Run test coverage — Ensure that the code being refactored has a comprehensive test suite in place. This helps validate that the behavior of the code remains consistent after refactoring. Run tests regularly during the refactoring process to catch any introduced bugs or regressions.
Make small changes — Refactor the code in small, incremental steps rather than attempting large-scale changes. This makes it easier to track the impact of each modification and allows for easier debugging if issues arise.
Preserve functionality — Maintain the external behavior of the code during refactoring. Refactoring should not introduce changes in the functionality of the code unless it is part of the intended improvement.
Keep code review in mind — Involve other developers or team members in the refactoring process. Conduct code reviews to get feedback and ensure that the changes align with coding standards and best practices.
Refactor for readability — Prioritize code readability and maintainability. Write clean, self-explanatory code that is easy to understand for future developers who may work on the codebase.
Eliminate code duplication — Identify and remove duplicated code by extracting it into reusable functions or classes. Duplication increases maintenance efforts and the risk of inconsistencies.

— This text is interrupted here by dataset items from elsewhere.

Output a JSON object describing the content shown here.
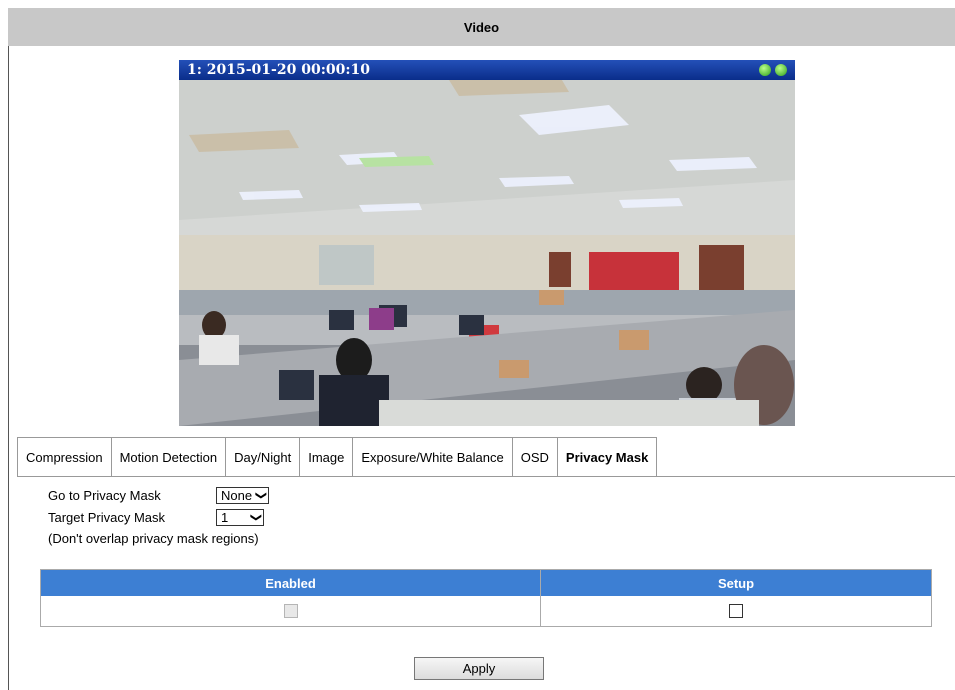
{
  "header": {
    "title": "Video"
  },
  "video": {
    "overlay_text": "1:  2015-01-20 00:00:10",
    "status_icon_1": "green-status-dot-icon",
    "status_icon_2": "green-status-dot-icon"
  },
  "tabs": [
    {
      "label": "Compression"
    },
    {
      "label": "Motion Detection"
    },
    {
      "label": "Day/Night"
    },
    {
      "label": "Image"
    },
    {
      "label": "Exposure/White Balance"
    },
    {
      "label": "OSD"
    },
    {
      "label": "Privacy Mask",
      "active": true
    }
  ],
  "form": {
    "goto_label": "Go to Privacy Mask",
    "goto_value": "None",
    "target_label": "Target Privacy Mask",
    "target_value": "1",
    "note": "(Don't overlap privacy mask regions)"
  },
  "table": {
    "col_enabled": "Enabled",
    "col_setup": "Setup",
    "row": {
      "enabled_checked": false,
      "enabled_disabled": true,
      "setup_checked": false
    }
  },
  "apply_label": "Apply",
  "colors": {
    "header_bg": "#c8c8c8",
    "table_header": "#3d7fd3",
    "overlay_bar": "#0a2d8a"
  }
}
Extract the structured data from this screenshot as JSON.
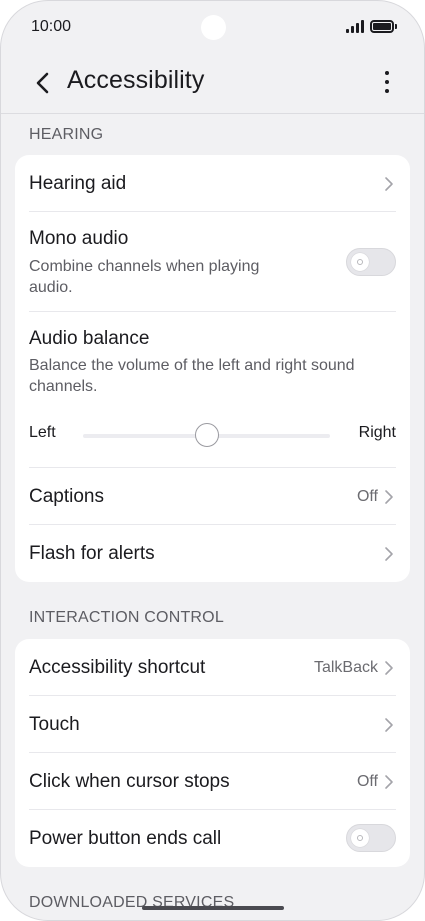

Follow design principles — Apply software design principles such as SOLID (Single Responsibility, Open/Closed, Liskov Substitution, Interface Segregation, and Dependency Inversion) to improve the overall architecture and design of the codebase.
Document changes — Document the refactoring changes made to the codebase, including the reasons behind the modifications, any trade-offs, and potential impact on performance or behavior.
Refactor regularly — Make refactoring an ongoing process. Regularly review and refactor code to maintain its quality and prevent the accumulation of technical debt.
Use version control — Utilize version control systems to track and manage code changes during the refactoring process. This allows you to revert to previous versions if necessary and provides a safety net.